In the Economist, a very interesting article was published today about the ecosystem within the human body, looking at a person not just as the usual biological, individual body, but as a collection of microbes, bugs and the human being combining into a harmonious ecosystem which in an ideal scenario lives in a healthy symbiosis.
This is the first paragraph of the article:
“WHAT’S a man? Or, indeed, a woman? Biologically, the answer might seem obvious. A human being is an individual who has grown from a fertilized egg which contained genes from both father and mother. A growing band of biologists, however, think this definition incomplete. They see people not just as individuals, but also as ecosystems. In their view, the descendant of the fertilised egg is merely one component of the system. The others are trillions of bacteria, each equally an individual, which are found in a person’s gut, his mouth, his scalp, his skin and all of the crevices and orifices that subtend from his body’s surface.”
The article concludes that if medical sciences take the findings seriously and start using them actively in prevention and treatment, a vast number of potentially serious diseases could be prevented or treated successfully.
This approach, which looks inside our body on the macroscopic scale promises much. But there is another aspect, another, a macroscopic ecosystem that needs to be taken seriously for the overall health, and future of human beings. This ecosystem is the global human society, and the relationship in between this global human society and the natural system around us.
It is perplexing that humans in general accept that inside their biological body there is a natural ecosystem thriving for general harmony and homeostasis as any other living system. It is also generally accepted that the vast natural system around us is based on the same laws, governing harmony and homeostasis.
Still when it comes to the human being, somehow there exists the notion that humans individually, or as a society do not belong to this natural system, the laws of general harmony and homeostasis do not apply to us.
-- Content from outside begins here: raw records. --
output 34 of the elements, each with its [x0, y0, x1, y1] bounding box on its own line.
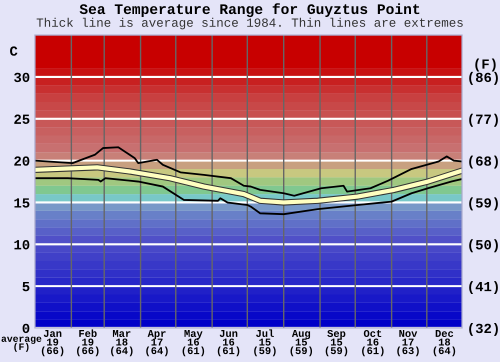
y-tick-label: 25 [14, 114, 30, 124]
x-tick-label: Dec 18 (64) [434, 330, 456, 356]
chart-subtitle: Thick line is average since 1984. Thin lines are extremes [36, 18, 463, 30]
x-tick-label: Feb 19 (66) [77, 329, 99, 356]
x-tick-label: Jan 19 (66) [42, 330, 64, 356]
x-tick-label: Aug 15 (59) [290, 330, 312, 356]
y2-axis-title: (F) [475, 58, 496, 72]
y2-tick-label: (59) [469, 197, 498, 210]
x-tick-label: Jun 16 (61) [218, 330, 240, 356]
line-series [35, 177, 462, 216]
y-tick-label: 0 [22, 324, 30, 334]
y2-tick-label: (50) [469, 239, 498, 252]
y-tick-label: 15 [14, 198, 30, 208]
x-tick-label: Mar 18 (64) [111, 330, 133, 356]
x-tick-label: Oct 16 (61) [362, 330, 384, 356]
text: average (F) [2, 336, 42, 352]
y-axis-title: C [10, 46, 18, 56]
x-tick-label: Nov 17 (63) [397, 330, 419, 356]
x-tick-label: Apr 17 (64) [146, 330, 168, 356]
y2-tick-label: (32) [469, 322, 498, 336]
y-tick-label: 5 [22, 282, 30, 292]
y2-tick-label: (41) [469, 281, 498, 294]
chart-title: Sea Temperature Range for Guyztus Point [80, 3, 420, 18]
y-tick-label: 20 [14, 156, 30, 166]
y-tick-label: 10 [14, 240, 30, 250]
y2-tick-label: (68) [469, 156, 498, 169]
x-tick-label: May 16 (61) [182, 330, 204, 356]
y-tick-label: 30 [14, 72, 30, 82]
x-tick-label: Sep 15 (59) [326, 330, 348, 356]
line-series [35, 146, 462, 197]
line-series [35, 164, 462, 206]
x-tick-label: Jul 15 (59) [254, 329, 276, 356]
y2-tick-label: (86) [469, 72, 498, 85]
y2-tick-label: (77) [469, 114, 498, 127]
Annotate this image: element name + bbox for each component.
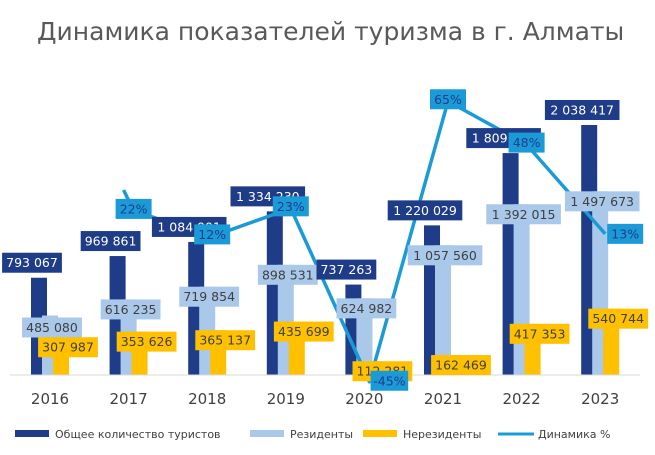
label-residents-2021: 1 057 560 <box>407 245 483 266</box>
legend-swatch-0 <box>15 430 49 437</box>
label-residents-2020: 624 982 <box>336 298 397 319</box>
legend-label-0: Общее количество туристов <box>55 428 221 441</box>
legend-item-1: Резиденты <box>250 428 353 441</box>
label-nonresidents-2018: 365 137 <box>195 330 256 351</box>
label-total-2023: 2 038 417 <box>544 100 620 120</box>
svg-text:793 067: 793 067 <box>6 255 58 270</box>
label-dynamics-2021: 65% <box>430 89 466 110</box>
label-total-2021: 1 220 029 <box>387 200 463 221</box>
label-nonresidents-2023: 540 744 <box>588 308 649 329</box>
chart-title: Динамика показателей туризма в г. Алматы <box>37 17 624 46</box>
label-residents-2016: 485 080 <box>22 317 82 338</box>
legend: Общее количество туристов Резиденты Нерези… <box>15 428 610 441</box>
svg-text:624 982: 624 982 <box>341 301 393 316</box>
label-nonresidents-2022: 417 353 <box>509 323 570 344</box>
svg-text:719 854: 719 854 <box>183 289 235 304</box>
label-total-2016: 793 067 <box>2 252 62 273</box>
legend-label-1: Резиденты <box>290 428 353 441</box>
svg-text:417 353: 417 353 <box>514 326 566 341</box>
x-tick-2022: 2022 <box>503 390 541 408</box>
label-dynamics-2018: 12% <box>194 224 231 245</box>
x-axis-ticks: 2016 2017 2018 2019 2020 2021 2022 2023 <box>31 390 619 408</box>
svg-text:307 987: 307 987 <box>42 340 94 355</box>
label-residents-2023: 1 497 673 <box>564 191 640 212</box>
svg-text:435 699: 435 699 <box>278 324 330 339</box>
svg-text:1 057 560: 1 057 560 <box>413 248 477 263</box>
label-residents-2019: 898 531 <box>257 264 318 285</box>
label-total-2017: 969 861 <box>80 231 141 252</box>
svg-text:48%: 48% <box>513 135 541 150</box>
label-residents-2018: 719 854 <box>179 286 240 307</box>
x-tick-2023: 2023 <box>581 390 619 408</box>
svg-text:12%: 12% <box>198 227 226 242</box>
label-nonresidents-2017: 353 626 <box>116 331 177 352</box>
label-dynamics-2022: 48% <box>508 132 545 153</box>
svg-text:616 235: 616 235 <box>105 302 157 317</box>
label-dynamics-2023: 13% <box>607 223 644 244</box>
label-nonresidents-2019: 435 699 <box>273 321 334 342</box>
x-tick-2016: 2016 <box>31 390 69 408</box>
x-tick-2018: 2018 <box>188 390 226 408</box>
label-nonresidents-2016: 307 987 <box>38 337 98 358</box>
svg-text:540 744: 540 744 <box>592 311 644 326</box>
legend-swatch-2 <box>363 430 397 437</box>
label-dynamics-2020: -45% <box>370 370 409 391</box>
svg-text:969 861: 969 861 <box>85 234 137 249</box>
svg-text:162 469: 162 469 <box>435 358 487 373</box>
svg-text:1 497 673: 1 497 673 <box>570 194 634 209</box>
data-labels-layer: 793 067 485 080 307 987 969 861 616 235 353 6… <box>2 89 649 391</box>
svg-text:485 080: 485 080 <box>26 320 78 335</box>
svg-text:737 263: 737 263 <box>321 262 373 277</box>
label-nonresidents-2021: 162 469 <box>431 355 491 376</box>
label-dynamics-2017: 22% <box>115 198 152 219</box>
x-tick-2020: 2020 <box>345 390 383 408</box>
svg-text:365 137: 365 137 <box>199 333 251 348</box>
bar-residents-2021 <box>435 245 451 375</box>
svg-text:22%: 22% <box>120 201 148 216</box>
legend-item-2: Нерезиденты <box>363 428 481 441</box>
svg-text:1 220 029: 1 220 029 <box>393 203 457 218</box>
x-tick-2021: 2021 <box>424 390 462 408</box>
svg-text:2 038 417: 2 038 417 <box>550 103 614 118</box>
svg-text:353 626: 353 626 <box>121 334 173 349</box>
label-residents-2022: 1 392 015 <box>486 204 561 225</box>
svg-text:65%: 65% <box>434 92 462 107</box>
legend-item-3: Динамика % <box>498 428 610 441</box>
legend-label-3: Динамика % <box>538 428 610 441</box>
label-dynamics-2019: 23% <box>272 196 309 217</box>
legend-item-0: Общее количество туристов <box>15 428 221 441</box>
x-tick-2019: 2019 <box>267 390 305 408</box>
label-total-2020: 737 263 <box>316 259 377 280</box>
svg-text:898 531: 898 531 <box>262 267 314 282</box>
legend-label-2: Нерезиденты <box>403 428 481 441</box>
x-tick-2017: 2017 <box>110 390 148 408</box>
svg-text:13%: 13% <box>611 226 639 241</box>
svg-text:-45%: -45% <box>373 373 405 388</box>
svg-text:1 392 015: 1 392 015 <box>492 207 556 222</box>
svg-text:23%: 23% <box>277 199 305 214</box>
legend-swatch-1 <box>250 430 284 437</box>
label-residents-2017: 616 235 <box>100 299 161 320</box>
Our whole present socio-economic system is based on ruthless competition from the earliest level of education to every other level of human life. The governing system and the main economic model is still working on the “minimum investment/maximum profit, exploitative model, and as the global crisis deepens the first ballast to be thrown out of the balloon is the social net, support for lower social layers, the elderly, generally the weaker and poorer parts of human society.
At the same time, newer and newer evidence surfaces each day that humanity has evolved into a single, integral and interdependent network. In fact humanity today resembles a single, united organism, each human being like a single cell of the same living body. Whether we like it or not these interconnections, the lifeline running through the whole of humanity is established, and will remain established.
Humanity’s future, survival will depend on how fast will people learn how to use these vital connections in a mutually responsible, positive way.